A funny thing happened on the way to the specialty hospital. Turns out, most of the ones being built are owned or co-owned by not-for-profit hospitals or healthcare systems.
The last time I wrote an editorial about the boom in specialty inpatient facilities (July 22, p. 18), this magazine received a large number of calls and letters extremely critical of my position. I wrote then that the growth of specialty hospitals ultimately would be good for patients, who would have greater choice of facilities from which they could receive care, and good for healthcare costs, which would be controlled through the competition between specialty and full-service hospitals.
I will concede one point that was made by many readers: that a hospital whose physicians open a competing specialty hospital that might steal patients should be able to toss those physicians off its medical staff without legal repercussions. The doctors can't have it both ways. They can't cry foul over economic credentialing on one hand while eagerly becoming co-owners of a medical business venture on the other, a situation that's the embodiment of economic credentialing by equating staff privileges with ownership.
But what struck me was the fervor of the position of the not-for-profit healthcare executives. The enemy is greedy doctors, they said. The victims were benevolent not-for-profit hospitals left holding poorer, sicker and less insured patients while wealthy, healthier and highly insured patients flooded the specialty hospitals. And where there's angry rhetoric, there's often a story behind the story. As reporter Patrick Reilly reveals in this week's special report, many of the specialty hospitals being built across the country are being built by not-for-profit systems through for-profit joint ventures with physicians (See story, p. 26). Basically, the not-for-profits are scrambling to build specialty hospitals before their competitors beat them to the punch.
"You are not going to give up your profitability to somebody else," William Corley, president and chief executive officer of Community Health Network in Indianapolis, says in Reilly's piece. Corley's operation is building a heart hospital through a joint venture with physicians.
Many other not-for-profits are doing it themselves without physician investors to bankroll their diversification into the specialty hospital business. In last week's issue, reporter Laura B. Benko reported on nine heart hospitals that have been built or are being built in Minnesota and the surrounding region alone-all by not-for-profit systems (Sept. 23, p. 6). Just weeks ago, the University of Michigan Health System in Ann Arbor announced plans to build a $168 million heart hospital.
That's one of the characteristics of competition.

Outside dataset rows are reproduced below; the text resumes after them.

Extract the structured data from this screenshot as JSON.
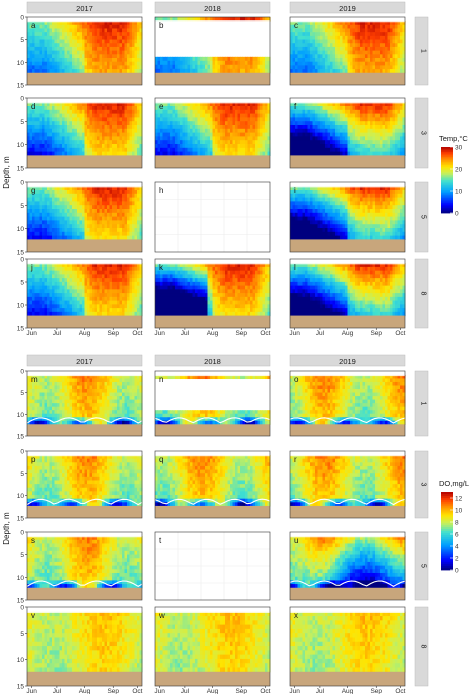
{
  "chart_data": [
    {
      "type": "heatmap",
      "variable": "Temp",
      "legend": {
        "title": "Temp,°C",
        "ticks": [
          0,
          10,
          20,
          30
        ],
        "range": [
          0,
          30
        ],
        "placement": "right"
      },
      "years": [
        "2017",
        "2018",
        "2019"
      ],
      "sites": [
        "1",
        "3",
        "5",
        "8"
      ],
      "ylabel": "Depth, m",
      "ylim": [
        15,
        0
      ],
      "yticks": [
        0,
        5,
        10,
        15
      ],
      "xticks": [
        "Jun",
        "Jul",
        "Aug",
        "Sep",
        "Oct"
      ],
      "panels": [
        {
          "label": "a",
          "year": "2017",
          "site": "1",
          "data": true
        },
        {
          "label": "b",
          "year": "2018",
          "site": "1",
          "data": true
        },
        {
          "label": "c",
          "year": "2019",
          "site": "1",
          "data": true
        },
        {
          "label": "d",
          "year": "2017",
          "site": "3",
          "data": true
        },
        {
          "label": "e",
          "year": "2018",
          "site": "3",
          "data": true
        },
        {
          "label": "f",
          "year": "2019",
          "site": "3",
          "data": true
        },
        {
          "label": "g",
          "year": "2017",
          "site": "5",
          "data": true
        },
        {
          "label": "h",
          "year": "2018",
          "site": "5",
          "data": false
        },
        {
          "label": "i",
          "year": "2019",
          "site": "5",
          "data": true
        },
        {
          "label": "j",
          "year": "2017",
          "site": "8",
          "data": true
        },
        {
          "label": "k",
          "year": "2018",
          "site": "8",
          "data": true
        },
        {
          "label": "l",
          "year": "2019",
          "site": "8",
          "data": true
        }
      ]
    },
    {
      "type": "heatmap",
      "variable": "DO",
      "legend": {
        "title": "DO,mg/L",
        "ticks": [
          0,
          2,
          4,
          6,
          8,
          10,
          12
        ],
        "range": [
          0,
          13
        ],
        "placement": "right"
      },
      "years": [
        "2017",
        "2018",
        "2019"
      ],
      "sites": [
        "1",
        "3",
        "5",
        "8"
      ],
      "ylabel": "Depth, m",
      "ylim": [
        15,
        0
      ],
      "yticks": [
        0,
        5,
        10,
        15
      ],
      "xticks": [
        "Jun",
        "Jul",
        "Aug",
        "Sep",
        "Oct"
      ],
      "panels": [
        {
          "label": "m",
          "year": "2017",
          "site": "1",
          "data": true
        },
        {
          "label": "n",
          "year": "2018",
          "site": "1",
          "data": true
        },
        {
          "label": "o",
          "year": "2019",
          "site": "1",
          "data": true
        },
        {
          "label": "p",
          "year": "2017",
          "site": "3",
          "data": true
        },
        {
          "label": "q",
          "year": "2018",
          "site": "3",
          "data": true
        },
        {
          "label": "r",
          "year": "2019",
          "site": "3",
          "data": true
        },
        {
          "label": "s",
          "year": "2017",
          "site": "5",
          "data": true
        },
        {
          "label": "t",
          "year": "2018",
          "site": "5",
          "data": false
        },
        {
          "label": "u",
          "year": "2019",
          "site": "5",
          "data": true
        },
        {
          "label": "v",
          "year": "2017",
          "site": "8",
          "data": true
        },
        {
          "label": "w",
          "year": "2018",
          "site": "8",
          "data": true
        },
        {
          "label": "x",
          "year": "2019",
          "site": "8",
          "data": true
        }
      ]
    }
  ],
  "colors": {
    "strip_fill": "#d9d9d9",
    "sediment": "#c8a67c",
    "panel_border": "#333333",
    "grid": "#ebebeb",
    "contour": "#ffffff"
  }
}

Everyone with a strong competitive position loves competition because they'll likely win. Those with a weak competitive position cry foul and run for the protection of regulation because they may lose. That's what the specialty hospital debate is all about. It's not always doctor vs. hospital or for-profit vs. not-for-profit. In many healthcare markets it's the not-for-profit hospital "haves" against the not-for-profit hospital "have-nots."
Regulating specialty hospitals is a sexy cause that will attract a handful of publicity-seeking lawmakers because of the easily identifiable good guys (the not-for-profit hospitals) and bad guys (those greedy docs). But the reality of the situation will make it difficult for federal and state lawmakers to pass such laws, as some not-for-profit hospitals are advocating. State and national hospital lobbies will be immobilized by the split in their not-for-profit membership. Protectionist legislation to one not-for-profit healthcare system is a deal-killer to another. And in this down economy, what lawmaker is going to stand in the way of job-producing construction projects?